Mutation in the protein DJ-1 (PARK7) gene is associated with 1-2% of autosomal recessive early onset PD with dyskinesia, rigidity, and tremors. It can also lead to psychiatric symptoms, such as psychotic disturbance, anxiety, and cognitive decline. DJ-1 has seven coding exons, has ubiquitous expression, and functions as a scavenger of reactive oxygen species through self-oxidation. DJ-1 protects the neuronal cells from oxidative stress. This protein is conserved with a cysteine (Cys) residue at position 106 which is the preferential site for oxidative protein modification. The reduced form of DJ-1 (DJ-1 Cys106-SH) can be oxidized to sulfinic acid forms which are more stable, as compared to, the oxidized sulfonic acid form (DJ-1 Cys106-SO3H) which tends to form aggregates. Recent findings reveal the significance of DJ-1 as a promising biomarker and therapeutic target for Parkinson’s disease.

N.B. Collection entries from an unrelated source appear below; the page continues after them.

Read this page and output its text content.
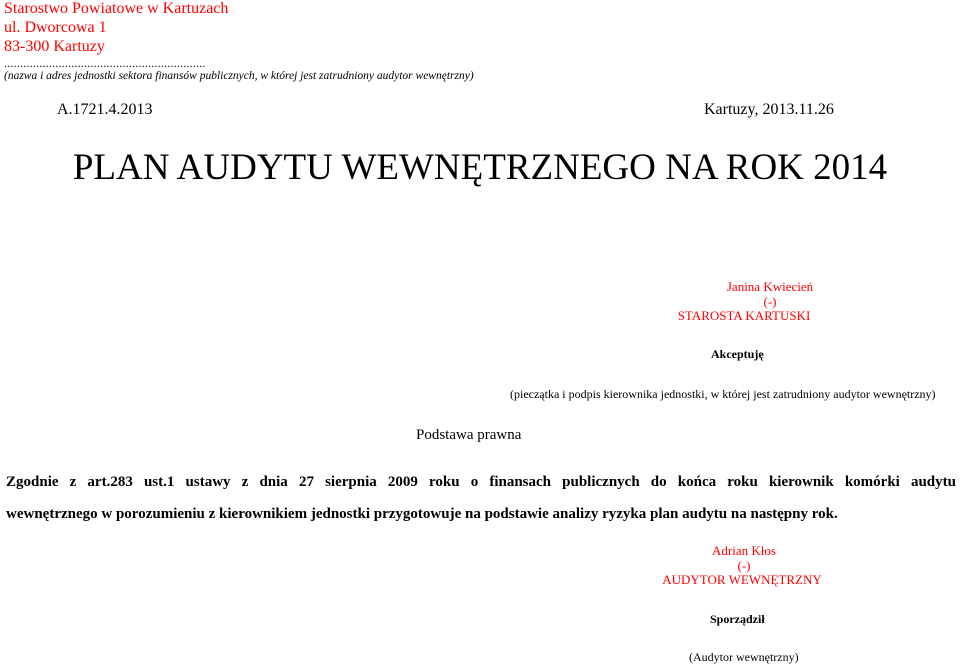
Starostwo Powiatowe w Kartuzach
ul. Dworcowa 1
83-300 Kartuzy
...............................................................
(nazwa i adres jednostki sektora finansów publicznych, w której jest zatrudniony audytor wewnętrzny)
A.1721.4.2013	Kartuzy, 2013.11.26
PLAN AUDYTU WEWNĘTRZNEGO NA ROK 2014
Janina Kwiecień
(-)
STAROSTA KARTUSKI
Akceptuję
(pieczątka i podpis kierownika jednostki, w której jest zatrudniony audytor wewnętrzny)
Podstawa prawna

Zgodnie z art.283 ust.1 ustawy z dnia 27 sierpnia 2009 roku o finansach publicznych do końca roku kierownik komórki audytu

wewnętrznego w porozumieniu z kierownikiem jednostki przygotowuje na podstawie analizy ryzyka plan audytu na następny rok.

Adrian Kłos
(-)
AUDYTOR WEWNĘTRZNY
Sporządził
(Audytor wewnętrzny)
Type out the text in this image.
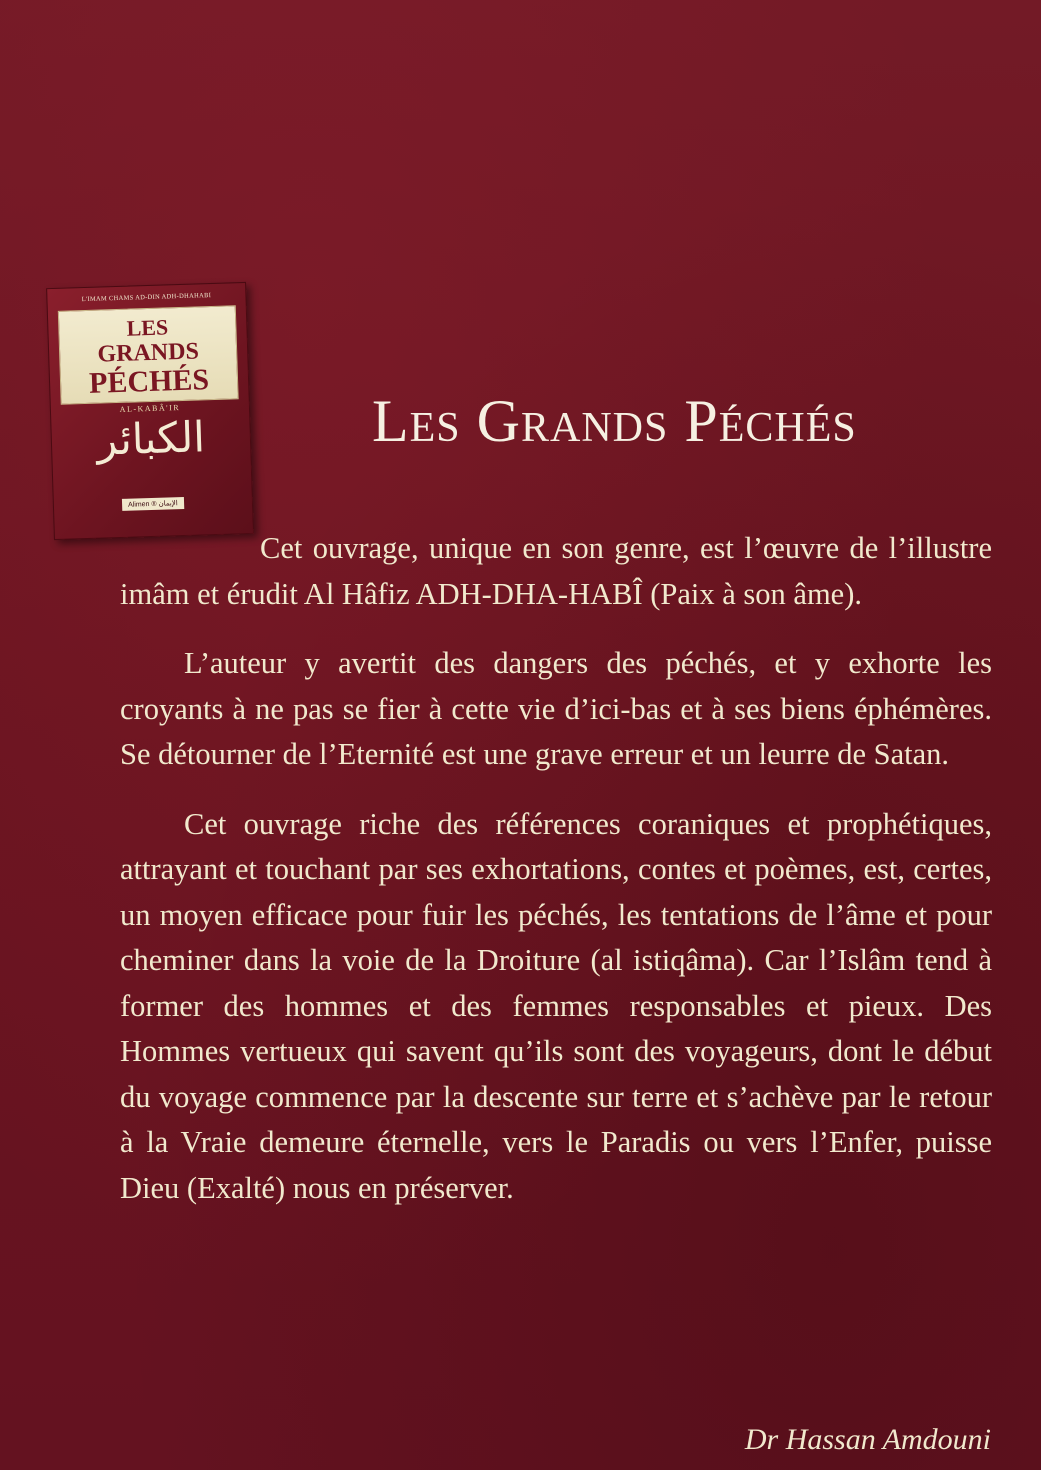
L'IMAM CHAMS AD-DIN ADH-DHAHABI
LES
GRANDS
PÉCHÉS
AL-KABÂ'IR
الكبائر
Alimen ® الإيمان
Les Grands Péchés

Cet ouvrage, unique en son genre, est l’œuvre de l’illustre imâm et érudit Al Hâfiz ADH-DHA-HABÎ (Paix à son âme).

L’auteur y avertit des dangers des péchés, et y exhorte les croyants à ne pas se fier à cette vie d’ici-bas et à ses biens éphémères. Se détourner de l’Eternité est une grave erreur et un leurre de Satan.

Cet ouvrage riche des références coraniques et prophétiques, attrayant et touchant par ses exhortations, contes et poèmes, est, certes, un moyen efficace pour fuir les péchés, les tentations de l’âme et pour cheminer dans la voie de la Droiture (al istiqâma). Car l’Islâm tend à former des hommes et des femmes responsables et pieux. Des Hommes vertueux qui savent qu’ils sont des voyageurs, dont le début du voyage commence par la descente sur terre et s’achève par le retour à la Vraie demeure éternelle, vers le Paradis ou vers l’Enfer, puisse Dieu (Exalté) nous en préserver.

Dr Hassan Amdouni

Parkinson’s disease and other neurogenerative disease overlap

There is significant overlap of various pathways and pathological processes between neurodegenerative diseases. The clinical and pathological overlap between Parkinson’s disease and other neurodegenerative diseases are associated with proteins involved in alpha-synucleinopathies, tauopathies, mitochondrial dysfunction, autophagy/lysosome dysfunction, oxidative stress, and others. Researchers are looking to other neurodegenerative diseases to find targets that may also help in the study of Parkinson’s disease. Two of targets of interest include superoxide dismutase 1 (SOD1) and optineurin (OPTN1)—both have been implicated in amyotrophic lateral sclerosis (ALS).

SOD1

SOD1 is a Cu/Zn metalloenzyme that generates hydrogen peroxide by the dismutation of superoxide, a mechanism of mitigating cytoplasmic oxidative stress in substantia nigra (SN) dopaminergic neurons. The copper/zinc-dependent SOD1 is located largely in the cytosol. Conversion of the apo-SOD1 to the catalytically active holo-SOD1 dimer results from Zn binding, followed by the insertion of a copper cofactor and dimerization. Increased oxidative stress in dopaminergic neurons stimulates expression of apo-SOD1, however, maturation of active SOD1 is hindered by the copper deficiency specific to PD. Without adequate neuronal copper to enable an oxidative modification of free cysteine, arginine, lysine, and histidine residues there is stimulation of the oligomerization and aggregation of the copper- or zinc-deficient form or apo-SOD1. SOD1 has also been shown to work with oligomerized alpha-synuclein leading to the accumulation of both proteins. These accumulated proteins contribute to oxidative stress and impaired axonal transport in dopaminergic neurons in Parkinson’s disease.

OPTN

OPTN (Optineurin) is composed of 577 amino acids and contains several domains, including 2 leucine zippers, an LC3 interacting domain, ubiquitin-binding domain, bZIP motif, a C-terminal C2H2 type of zinc finger, and multiple coiled-coil motifs. Expression of OPTN is enriched in dopamine neurons, SNpc pyramidal neurons of the hippocampus, and cortical layers 1 and 2. OPTN’s expression is regulated in a neurotoxic PD model. The structural motifs of OPTN are linked to its cellular functions including structural maintenance of the Golgi, vesicle trafficking, and the innate immune response. Point mutations in OPTN are linked to impaired autophagy and mitochondrial dysfunction in amyotrophic lateral sclerosis (ALS), which also occur in the earlier stages of Parkinson’s disease. Genome-wide association studies show that a single nucleotide polymorphism in OPTN (M98K), may affect OPTN-mediated autophagy and be identified as a PD risk modulator.